Il s’agit en premier lieu de réaliser des lignes à vocation locale, accompagnant le développement de lotissements pour classes aisées (Bastié, 1964 ; Mollat, 1971 ; Soulignac, 1993). La première ligne relie Paris Saint-Lazare au Pecq en 1837, desservant le lotissement du Vésinet, puis à Saint-Germain-en-Laye. S’ouvrent par la suite les lignes de Denfert-Rochereau à Sceaux (1845) puis à Bourg-la-Reine et Orsay, et de la Bastille à Vincennes (1859) puis à Boissy-Saint-Léger, desservant le lotissement de Saint-Maur (Merlin, 1982). La création de ces lignes n’est pas à l’origine du phénomène de lotissement (Merlin, 1967 ; Voldman, 1989)88, mais accroît cette tendance, et trouve sa rentabilité dans les mouvements de population qu’elle génère (DREIF, 2008).

Le second mouvement qui occasionne le développement du réseau ferroviaire francilien répond à l’enjeu stratégique de relier Paris aux grands centres urbains nationaux selon le schéma radioconcentrique dit de « l’étoile de Legrand »89(Bowie et Texier, 2003), et surtout à un objectif de rentabilité économique des compagnies privées. Les années 1840-1880 voient donc, en parallèle des lignes à vocation locale, la constitution de l’essentiel du réseau ferré tel que nous le connaissons actuellement (Mollat, 1971). Les communes de banlieue parisienne en profitent peu : les arrêts des trains de grandes lignes y sont peu nombreux, car jugés non rentables, et ne correspondent pas aux horaires d’éventuelles migrations pendulaires (Merlin, 1982). Au cours de cette période, ce sont donc principalement les grandes lignes et le transport de marchandises qui bénéficient du rail, du fait de leur caractère rémunérateur. Ces activités conduisent à implanter les nouveaux réseaux dans les vallées, selon des pentes faibles (Marchand, 1993), et à des fins de développement industriel (Carrière, 1998).

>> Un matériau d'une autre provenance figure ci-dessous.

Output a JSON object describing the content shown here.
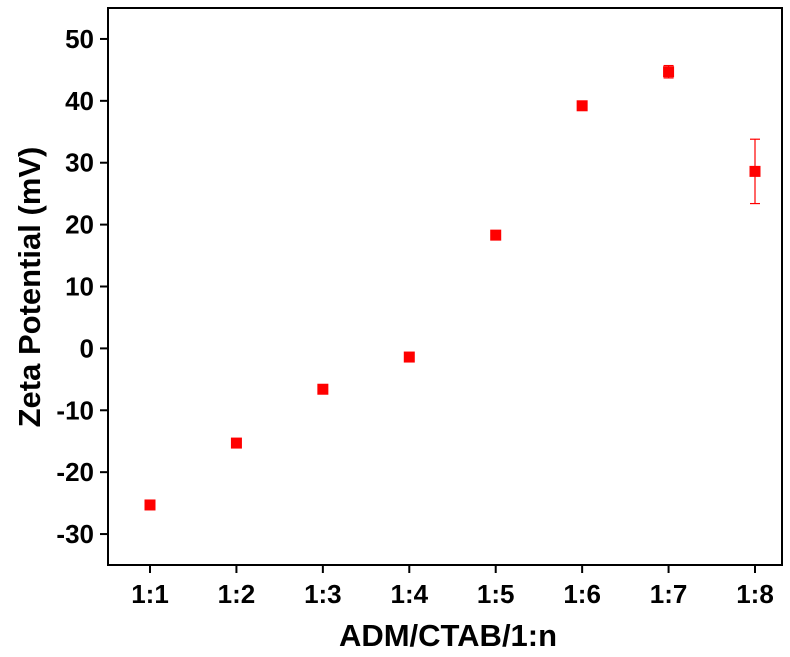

Au regard des enjeux qui nous concernent, cette phase est primordiale dans la mesure où se constitue l’ossature du réseau ferré lourd tel que nous le connaissons actuellement, comme le montre la carte 1 :

88 Le lotissement du parc de Maisons-Laffitte, dans les Yvelines, est ainsi réalisé à partir de 1833.

89L’étoile de Legrand est un schéma de réseau ferroviaire national proposé en 1838 par Baptiste Alexis Victor Legrand, directeur général des Ponts et Chaussées et des Mines. Il s’agit d’un schéma radioconcentrique à sept branches autour de Paris, en direction de la Belgique, de l’Angleterre, de l’Allemagne, de la Méditerranée, de l’Espagne, de l’océan Atlantique et du centre de la France. Ce schéma est repris dans la loi relative à l’établissement des grandes lignes du chemin de fer du 11 juin 1842, dans le but d’impulser une politique et de rattraper le retard du pays dans ce domaine.